Wednesday, February 21, 2018

Still Waiting for Comeuppance

Wednesday of the First Week of Lent
Jonah 3:1-10

(I love this brooding Jonah...one hand holding up his chin and the other in the 'pissed off' position on his knee)


It is rare that I remember the content of specific homilies.  Not because I haven’t heard many good ones, but because their effect on me is more subtle.  But I will never forget a homily I heard on Jonah…I believe the parish was Christ the King, in Nashville, Tennessee.

I can still see the pastor walking up and down the aisle…whispering.  “Forty days more and Ninevah shall be destroyed,” he whispered taking on the character of Jonah.  Because, you see, Jonah was thrilled with God’s original scorched earth plan. 

From the point of view of Jonah and the population of the northern kingdom of Israel, the Ninevites were ISIS and Al-Qaida put together…and then some.

If Jonah is giving his preaching---all 8 words of it---every ounce of energy he has for concern for the Ninevites and commitment to his call…well then I want to liken myself to Jonah!  But, this particular homily asked me to look inside my own heart and wonder. 

How do I pray for my enemies?
Is it more like a quiet mumbling while I head in the opposite direction…in Jonah’s case, Tarshish?
Do I pray like Jonah…in the hopes that it doesn’t get answered?
How do I tame my brooding and resentment...my longing for comeuppance?

Tough stuff…this caring about enemies business. 
And Jonah never does ‘get happy’ about Ninevah NOT getting its due.

Jonah as a negative example worked on me in that homily…
And it is still working!





Monday, February 19, 2018

Doing Unto

Monday of the First week of Lent
Matthew 25:31-46
https://pray-as-you-go.org/home/


I just listened to a beautiful 'pray-as-you-go' voice proclaim this reading from chapter 25 of Matthew's  Gospel
And it struck me.
This 'doing unto business'...
is completely unselfconscious!!!
It is effortless!

Now for the SO and the BUT

SO...
that is the goal.  That my 'doing unto others' becomes so born of my identification with Christ and his body that I, too, will have to ask: When did I clothe, and visit, and heal and feed...when was that?


BUT...
to get there, I will have to cultivate this deepness.
That is what disciplines are for...they get me in the mood for truth

Going deep is how we get real






Friday, February 16, 2018

Even.

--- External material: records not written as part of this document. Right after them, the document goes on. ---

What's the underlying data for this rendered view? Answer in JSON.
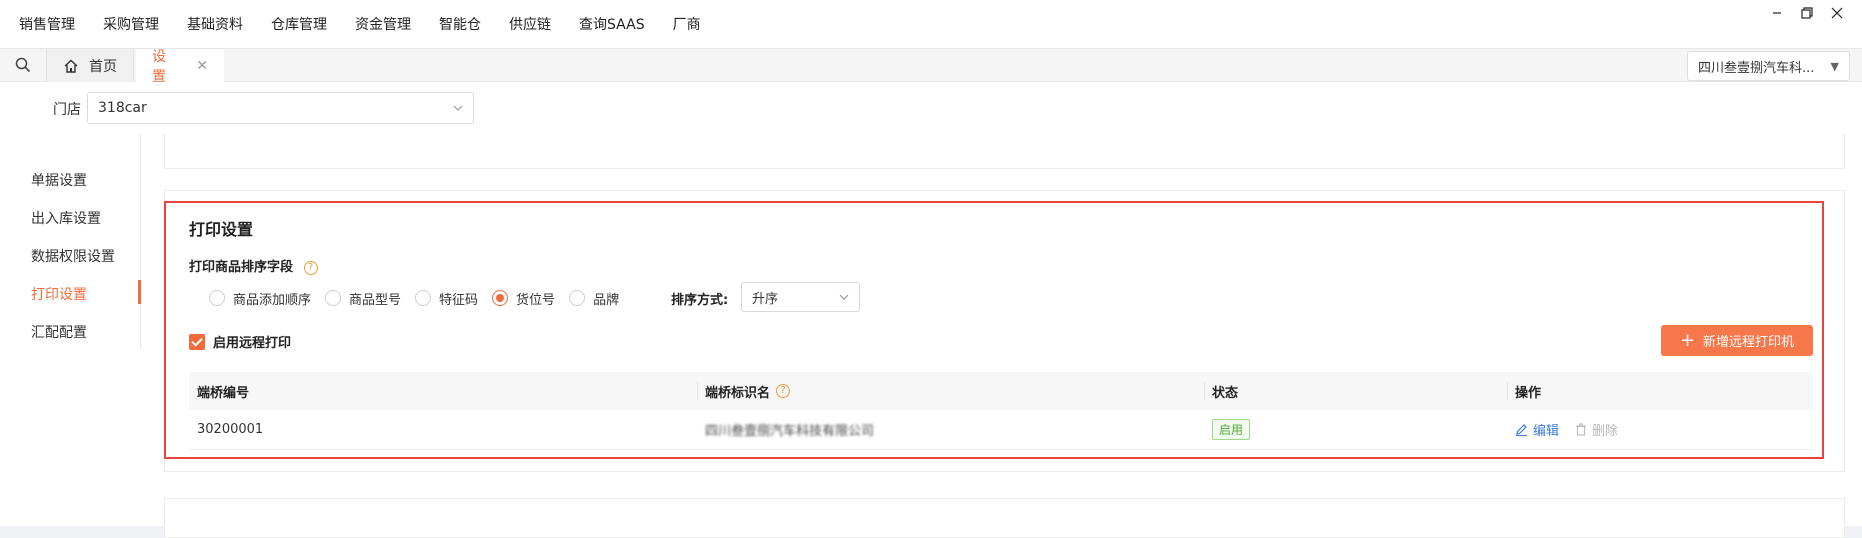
{
  "topmenu": {
    "items": [
      "销售管理",
      "采购管理",
      "基础资料",
      "仓库管理",
      "资金管理",
      "智能仓",
      "供应链",
      "查询SAAS",
      "厂商"
    ]
  },
  "tabs": {
    "home_label": "首页",
    "active_label": "设置",
    "company": "四川叁壹捌汽车科..."
  },
  "filter": {
    "store_label": "门店",
    "store_value": "318car"
  },
  "sidebar": {
    "items": [
      "单据设置",
      "出入库设置",
      "数据权限设置",
      "打印设置",
      "汇配配置"
    ],
    "active_index": 3
  },
  "print": {
    "title": "打印设置",
    "sort_field_label": "打印商品排序字段",
    "sort_options": [
      "商品添加顺序",
      "商品型号",
      "特征码",
      "货位号",
      "品牌"
    ],
    "selected_option": "货位号",
    "sort_method_label": "排序方式:",
    "sort_method_value": "升序",
    "remote_print_label": "启用远程打印",
    "remote_print_enabled": true,
    "add_button": "新增远程打印机",
    "table": {
      "headers": [
        "端桥编号",
        "端桥标识名",
        "状态",
        "操作"
      ],
      "rows": [
        {
          "id": "30200001",
          "name": "四川叁壹捌汽车科技有限公司",
          "status": "启用",
          "edit": "编辑",
          "delete": "删除"
        }
      ]
    }
  },
  "colors": {
    "accent": "#f26b3a",
    "highlight_border": "#e8433f",
    "link": "#3b7bdd",
    "success": "#52a838"
  }
}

There.*

1st Sunday of Lent, Year B
(a few days early)
Genesis 9:8-17
Psalm 25
Mark 1:9-15


On Wednesday evening
After our Ash Wednesday service here
We processed out
And the horror of the news out of Broward County Florida
Was there waiting for us

Bits and pieces
17 students and teachers dead
Shock, confusion, inability to process

And a part of me wanted to turn around
Get back in the pew
and fall down on that kneeler

Later, when I got home I wondered:
Why didn’t I?
Why didn’t I turn around
Get back into that pew
And fall to my knees?

Then I had a frightening thought:
Is such news becoming too familiar to me? 

I am glad that today
We have Mark’s concise version of Jesus tested in the wilderness

Maybe this is the perfect year
The perfect time
For the less specific

Having specifics can offer its own kind of temptation
It goes something like this:
Well…here we have Jesus
Facing the temptation to power, influence, and stardom
And he resists…he conquers…Good job Jesus!

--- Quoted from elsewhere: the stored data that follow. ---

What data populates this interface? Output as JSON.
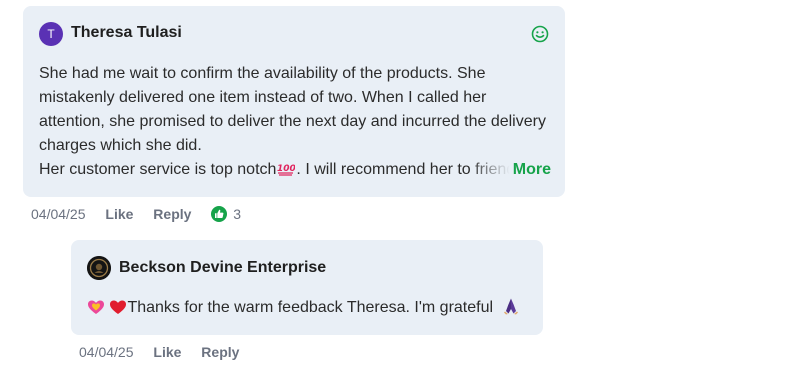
{
  "comment": {
    "avatar_initial": "T",
    "author": "Theresa Tulasi",
    "paragraph1": "She had me wait to confirm the availability of the products. She mistakenly delivered one item instead of two. When I called her attention, she promised to deliver the next day and incurred the delivery charges which she did.",
    "line2_before_emoji": "Her customer service is top notch",
    "line2_after_emoji": ". I  will recommend her to friends",
    "more_label": "More",
    "date": "04/04/25",
    "like_label": "Like",
    "reply_label": "Reply",
    "like_count": "3",
    "icons": {
      "react": "smile-icon",
      "hundred": "hundred-points-icon",
      "like": "thumbs-up-icon"
    }
  },
  "reply": {
    "author": "Beckson Devine Enterprise",
    "text": "Thanks for the warm feedback Theresa.  I'm grateful",
    "date": "04/04/25",
    "like_label": "Like",
    "reply_label": "Reply",
    "icons": {
      "leading": [
        "sparkling-heart-icon",
        "red-heart-icon"
      ],
      "trailing": "praying-hands-icon"
    }
  },
  "colors": {
    "bubble": "#e9eff6",
    "accent_green": "#16a34a",
    "avatar_purple": "#5a31b4",
    "meta_gray": "#6b7280"
  }
}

And then I begin to think…
Well surely…
when I am at my strongest
…my Superwoman best
Surely then… I can be as successful as Jesus
I, too, can ‘stop a speeding bullet’ and resist satanic forces!

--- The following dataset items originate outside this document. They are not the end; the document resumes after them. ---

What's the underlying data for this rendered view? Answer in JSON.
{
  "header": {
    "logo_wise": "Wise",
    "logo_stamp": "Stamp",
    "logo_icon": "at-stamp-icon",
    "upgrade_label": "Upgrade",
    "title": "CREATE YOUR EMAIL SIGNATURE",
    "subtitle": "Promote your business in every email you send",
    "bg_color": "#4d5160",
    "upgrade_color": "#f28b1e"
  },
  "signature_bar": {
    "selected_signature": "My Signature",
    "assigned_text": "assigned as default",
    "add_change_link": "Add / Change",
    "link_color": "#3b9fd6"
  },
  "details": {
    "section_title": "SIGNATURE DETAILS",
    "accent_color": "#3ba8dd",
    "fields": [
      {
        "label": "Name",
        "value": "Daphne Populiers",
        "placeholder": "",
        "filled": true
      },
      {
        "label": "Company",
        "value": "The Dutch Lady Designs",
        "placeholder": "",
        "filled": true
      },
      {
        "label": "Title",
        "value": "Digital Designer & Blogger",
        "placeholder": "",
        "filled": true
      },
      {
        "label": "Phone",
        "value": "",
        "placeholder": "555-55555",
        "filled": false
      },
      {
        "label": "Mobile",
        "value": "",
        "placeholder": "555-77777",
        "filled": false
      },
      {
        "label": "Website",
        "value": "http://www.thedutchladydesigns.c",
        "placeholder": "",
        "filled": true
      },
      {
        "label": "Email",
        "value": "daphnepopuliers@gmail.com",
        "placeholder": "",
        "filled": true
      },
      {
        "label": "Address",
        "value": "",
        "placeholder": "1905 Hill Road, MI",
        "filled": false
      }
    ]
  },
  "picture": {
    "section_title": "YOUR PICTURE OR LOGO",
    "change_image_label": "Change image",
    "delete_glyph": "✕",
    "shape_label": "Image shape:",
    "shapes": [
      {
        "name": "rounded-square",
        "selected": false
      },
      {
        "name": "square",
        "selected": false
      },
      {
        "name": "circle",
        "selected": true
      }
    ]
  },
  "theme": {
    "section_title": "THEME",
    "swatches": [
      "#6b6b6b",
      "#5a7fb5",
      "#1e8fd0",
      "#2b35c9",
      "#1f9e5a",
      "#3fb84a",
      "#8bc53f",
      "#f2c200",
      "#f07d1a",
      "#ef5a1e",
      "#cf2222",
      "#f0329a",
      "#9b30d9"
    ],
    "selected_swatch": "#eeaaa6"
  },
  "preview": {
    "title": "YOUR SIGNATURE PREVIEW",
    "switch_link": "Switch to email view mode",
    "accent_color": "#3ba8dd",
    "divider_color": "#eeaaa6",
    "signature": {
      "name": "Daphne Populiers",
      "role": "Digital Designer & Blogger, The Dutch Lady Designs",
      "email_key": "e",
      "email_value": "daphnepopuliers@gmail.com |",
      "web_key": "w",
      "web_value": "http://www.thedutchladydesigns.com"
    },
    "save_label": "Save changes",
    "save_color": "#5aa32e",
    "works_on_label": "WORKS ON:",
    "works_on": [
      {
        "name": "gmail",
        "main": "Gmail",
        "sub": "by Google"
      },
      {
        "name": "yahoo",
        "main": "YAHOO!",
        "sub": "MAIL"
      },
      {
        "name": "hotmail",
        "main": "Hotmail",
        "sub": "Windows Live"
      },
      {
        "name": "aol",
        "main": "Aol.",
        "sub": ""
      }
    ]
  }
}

Surely, I can imitate Jesus!

He’s the sinless Son of God…for pete’s sake!
Who the heck do I think I am
How did I forget about his singularly powerful advantage!

NO…this year
…in light of the mayhem of evil and pain and loss
That is unfolding in Florida
This year
I am welcoming the
silence and scarcity and minimalism of Mark’s account.

This year
I am imagining that Mark is asking us to get at the root of it all

Could it be
That the most basic temptation of all
Is the temptation to believe that
I am…you are…the world is
ABANDONED by God???

Just voicing it…is tempting me


We just heard the second part of the Noah story this morning
And the clear message is that of COVENANT
God declares emphatically
I WILL REMEMBER MY COVENANT
I WILL SEE THE BOW
AND I WILL REMEMBER


And remember the Pslamist’s cry in Psalm 25?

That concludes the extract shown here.